Now let’s look at the channels side by side when it comes to marketing:
- Database Control: SMS marketing is similar to email marketing in that you get to control who is in your database. You can upload subscribers, have a registration form on your site, or send someone a message asking them to join your list. With SMS, you can even set up a keyword on a short code and ask people to text in (Example: text JOIN to 99158). This can be promoting on everything from billboards to TV commercials. However, with Twitter there is only one way to opt into someone’s Twitter account and that is to follow them. You cannot upload Twitter handles. You can ask people to follow you, but you have no control over your database.
- Usage of Twitter vs. SMS: Ninety-nine percent of cell phones in the U.S. now have SMS capabilities, and 78 percent of cell phone users are sending text messages. There are now over 280 million people in the U.S. with cell phones.

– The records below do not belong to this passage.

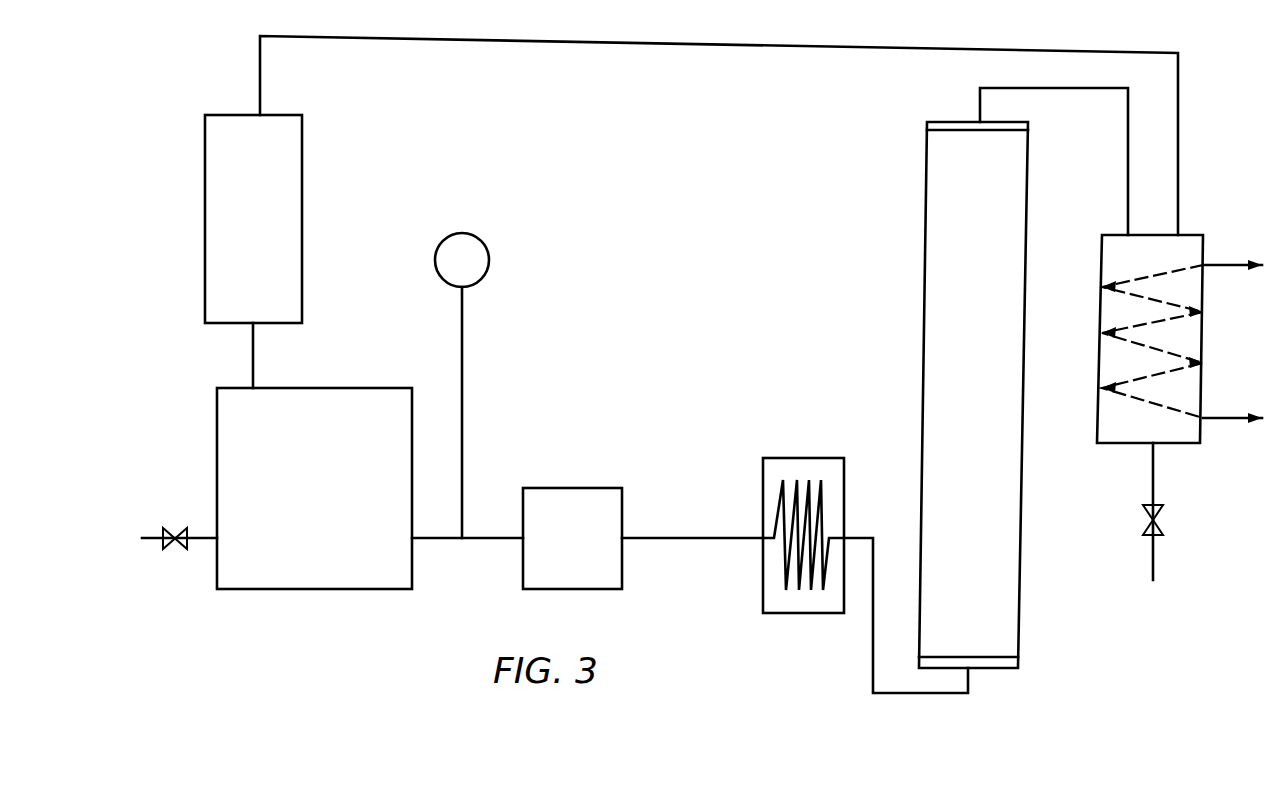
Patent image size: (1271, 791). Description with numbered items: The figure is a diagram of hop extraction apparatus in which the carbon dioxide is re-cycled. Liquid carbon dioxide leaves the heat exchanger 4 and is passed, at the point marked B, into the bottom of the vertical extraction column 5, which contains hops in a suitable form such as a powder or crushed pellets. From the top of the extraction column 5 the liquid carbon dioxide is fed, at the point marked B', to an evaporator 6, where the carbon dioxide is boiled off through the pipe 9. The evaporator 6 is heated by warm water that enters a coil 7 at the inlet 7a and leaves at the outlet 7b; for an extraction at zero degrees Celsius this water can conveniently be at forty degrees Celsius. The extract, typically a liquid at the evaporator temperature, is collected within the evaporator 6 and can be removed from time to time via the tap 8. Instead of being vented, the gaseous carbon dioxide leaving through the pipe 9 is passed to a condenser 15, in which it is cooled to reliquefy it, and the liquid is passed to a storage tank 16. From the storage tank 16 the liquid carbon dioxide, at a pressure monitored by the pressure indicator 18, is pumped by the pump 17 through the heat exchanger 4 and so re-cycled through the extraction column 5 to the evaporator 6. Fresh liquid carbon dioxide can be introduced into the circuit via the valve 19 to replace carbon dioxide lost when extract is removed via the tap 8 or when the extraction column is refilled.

The heat exchanger 4 is at (796, 456).
The extraction column 5 is at (973, 395).
The evaporator 6 is at (1100, 357).
The coil 7 is at (1180, 318).
The coil inlet 7a is at (1224, 415).
The coil outlet 7b is at (1232, 272).
The tap 8 is at (1163, 518).
The pipe 9 is at (1180, 170).
The condenser 15 is at (253, 251).
The storage tank 16 is at (370, 488).
The pump 17 is at (643, 538).
The pressure indicator 18 is at (489, 260).
The valve 19 is at (177, 524).
The stream B is at (896, 683).
The stream B' is at (1054, 161).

SMS usage in the U.S. is growing at a staggering rate, with an estimated 1.36 trillion messages sent yearly. Compare that to Twitter, which is reported to have around 15 million users and only just sent its 10 billionth tweet a couple of weeks ago. While Twitter is an important service that is getting a ton of media attention, it dwarfs in comparison to SMS usage and popularity.
- SMS with Twitter is Optional: SMS is an optional feature with Twitter. Most people who are following a lot of people do not have SMS messages sent to their phone as they want to avoid carrier fees that would bankrupt a small third world country.

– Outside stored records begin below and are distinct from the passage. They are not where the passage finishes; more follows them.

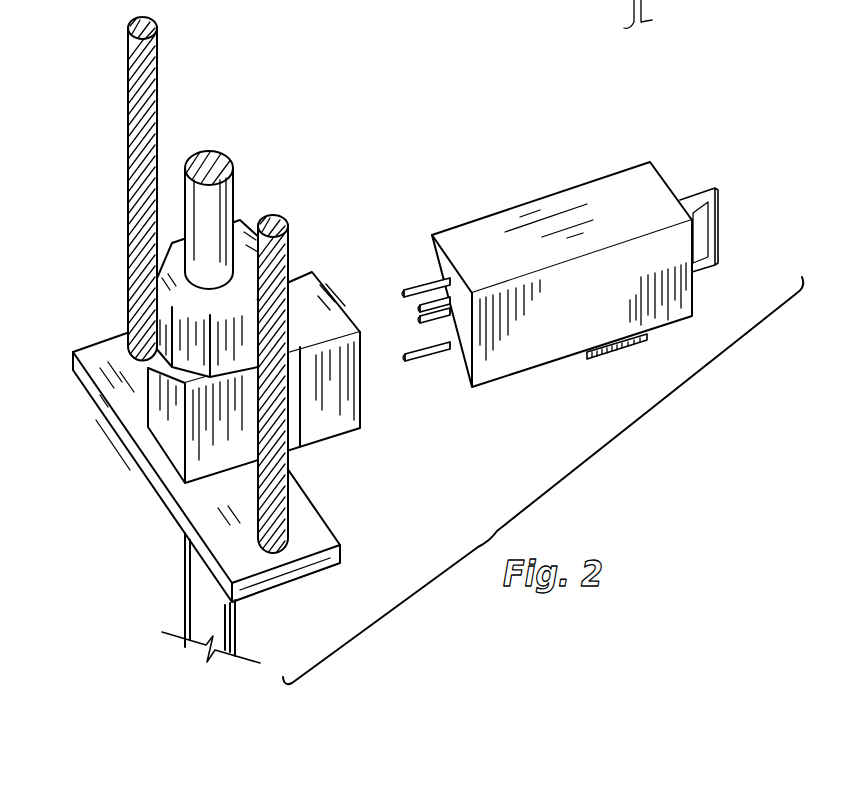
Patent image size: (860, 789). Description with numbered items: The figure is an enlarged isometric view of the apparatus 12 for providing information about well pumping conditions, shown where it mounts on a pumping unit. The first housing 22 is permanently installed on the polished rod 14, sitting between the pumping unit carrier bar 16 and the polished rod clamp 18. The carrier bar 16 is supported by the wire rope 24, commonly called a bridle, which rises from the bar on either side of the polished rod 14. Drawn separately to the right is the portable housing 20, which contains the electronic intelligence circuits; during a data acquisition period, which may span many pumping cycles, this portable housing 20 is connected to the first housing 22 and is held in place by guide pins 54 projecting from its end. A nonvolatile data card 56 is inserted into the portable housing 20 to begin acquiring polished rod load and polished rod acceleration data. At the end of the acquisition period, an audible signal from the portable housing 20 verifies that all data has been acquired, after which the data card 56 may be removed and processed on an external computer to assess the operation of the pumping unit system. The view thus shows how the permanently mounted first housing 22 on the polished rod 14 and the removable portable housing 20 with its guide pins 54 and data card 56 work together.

The apparatus for providing information as to well pumping conditions 12 is at (513, 165).
The polished rod 14 is at (225, 192).
The carrier bar 16 is at (320, 537).
The polished rod clamp 18 is at (180, 330).
The portable housing 20 is at (597, 187).
The first housing 22 is at (331, 303).
The wire rope 24 is at (132, 118).
The guide pins 54 is at (410, 290).
The nonvolatile data card 56 is at (607, 358).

- Targeting: With SMS, you can segment out your database and target a specific group of customers. With Twitter, any message you post will be read by anyone following you. The only kind of segmentation you can have is by having multiple Twitter accounts, but this is not a very scalable solution.
- Adoption: Purewire (operator of tweetgrade.com) came out with a report in June of 2009 which shows that 80 percent of Twitter accounts have fewer than 10 followers. Compare this to mobileStorm’s average SMS customer database size of over 1500. There are many Twitter users that have massive followings, but this is not the norm. It’s not easy to build a large following on Twitter. You need to devote loads of time to tweeting and trying to find people to follow you.

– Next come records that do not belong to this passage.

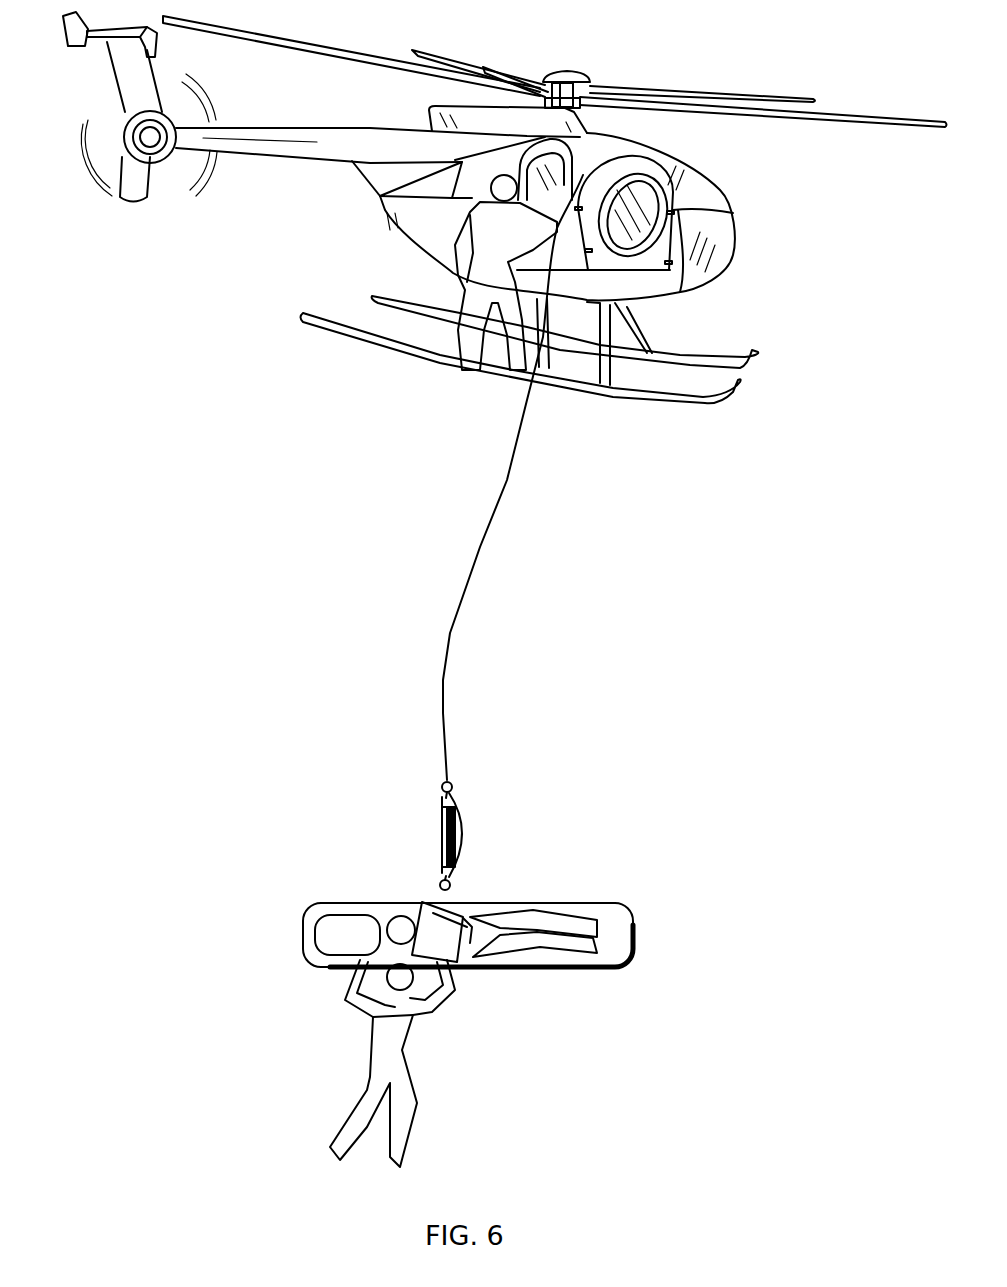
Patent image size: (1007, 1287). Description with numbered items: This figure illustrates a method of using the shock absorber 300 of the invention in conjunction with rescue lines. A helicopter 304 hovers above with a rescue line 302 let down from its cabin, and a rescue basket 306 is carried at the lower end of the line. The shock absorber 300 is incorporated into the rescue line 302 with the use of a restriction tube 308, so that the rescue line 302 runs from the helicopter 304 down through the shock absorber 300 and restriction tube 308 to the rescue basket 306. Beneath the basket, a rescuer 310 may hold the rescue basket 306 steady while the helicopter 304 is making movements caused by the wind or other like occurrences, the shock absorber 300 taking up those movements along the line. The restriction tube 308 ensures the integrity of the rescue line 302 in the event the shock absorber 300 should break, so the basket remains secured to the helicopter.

The shock absorber 300 is at (417, 833).
The rescue line 302 is at (452, 630).
The helicopter 304 is at (340, 160).
The rescue basket 306 is at (581, 900).
The restriction tube 308 is at (466, 806).
The rescuer 310 is at (390, 1030).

- Personalization: With Twitter, one message fits all. There is no way to tweet out a message that is personalized with everyone’s first name. When you send out a message on Twitter, everyone knows you are sending it to the world; it’s not personalized.
- Selling: People don’t want to be sold on Twitter. Asking for business over Twitter is a very fine line and somewhat of an art form. However, if someone opts into your mobile club, he expects that you are going to offer him incentives. He expects you to sell.
So the next time you think about choosing Twitter over an SMS marketing service because Twitter has SMS, think again. However, both channels are important to growing your business. I always tell my clients that no matter whether you are building a following on Twitter, growing a list of cell phone numbers, or gaining fans on Facebook, you need to be developing your database in as many channels as possible. People are unique, and the more ways you can communicate with them, the more you will have a leg up on the competition. Just remember, every channel comes with its own set of challenges, policies, and best practices. Partner with the right vendors to make your business stand above the rest.